Para ele, as contribuições da pesquisa podem ajudar, inclusive, no processo de revisão do sistema de cotas na educação. “As conclusões da pesquisa sobre a expansão e consolidação das cotas no serviço público contribuem para o processo de revisão atual das cotas no Ensino Superior, ao ampliar a análise dos benefícios desse tipo de política”, finaliza.

Saiba mais

A primeira geração de ações afirmativas para cargos públicos, no Brasil, teve início no Ministério do Desenvolvimento Agrário, no ano de 2001, estendendo-se gradualmente para outros ministérios. Esta primeira fase culmina com o Decreto Federal n.o 4.228, de 13.05.2002, que instituiu, no âmbito da Administração Pública Federal, o Programa Nacional de Ações Afirmativas, prevendo metas percentuais de participação para afrodescendentes, mulheres e pessoas portadoras de deficiência no preenchimento de cargos em comissão. No entanto, esta norma – ainda vigente, mas esvaziada – não chegou a ser plenamente aplicada, muito em razão de resistências internas dos órgãos, como já ocorrido com outros projetos voltados para a população negra no âmbito federal. De forma descentralizada, vários Estados e Municípios começam também a editar leis com propostas nesse sentido.

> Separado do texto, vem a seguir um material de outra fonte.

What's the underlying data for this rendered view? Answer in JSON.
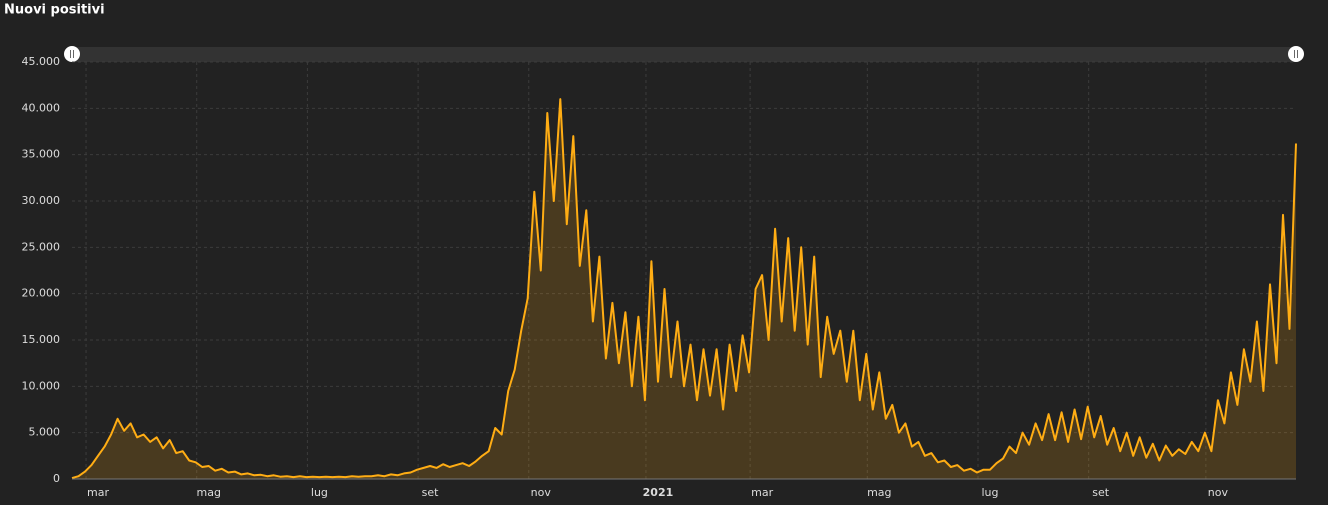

Nova norma visando à aplicação a todo o serviço público somente surgiu anos mais tarde, com a Lei Federal n.o 12.288, de 2010, que aprovou o Estatuto da Igualdade Racial, mas, em relação à reserva de vagas com recorte racial, apenas um artigo acabou disciplinando o tema, sem regulamentar claramente esse direito e com a mera possibilidade de sua adoção no mercado de trabalho. Embora propostas nesse sentido tenham tramitado na Câmara dos Deputados, somente em 2014, a temática foi amplamente tratada na Lei Federal n.o 12.990, de 12.06.2014. Essa norma marcou o início da segunda geração de ações afirmativas raciais para cargos públicos, resultando num crescimento expressivo de nova legislação nos diversos âmbitos da federação brasileira.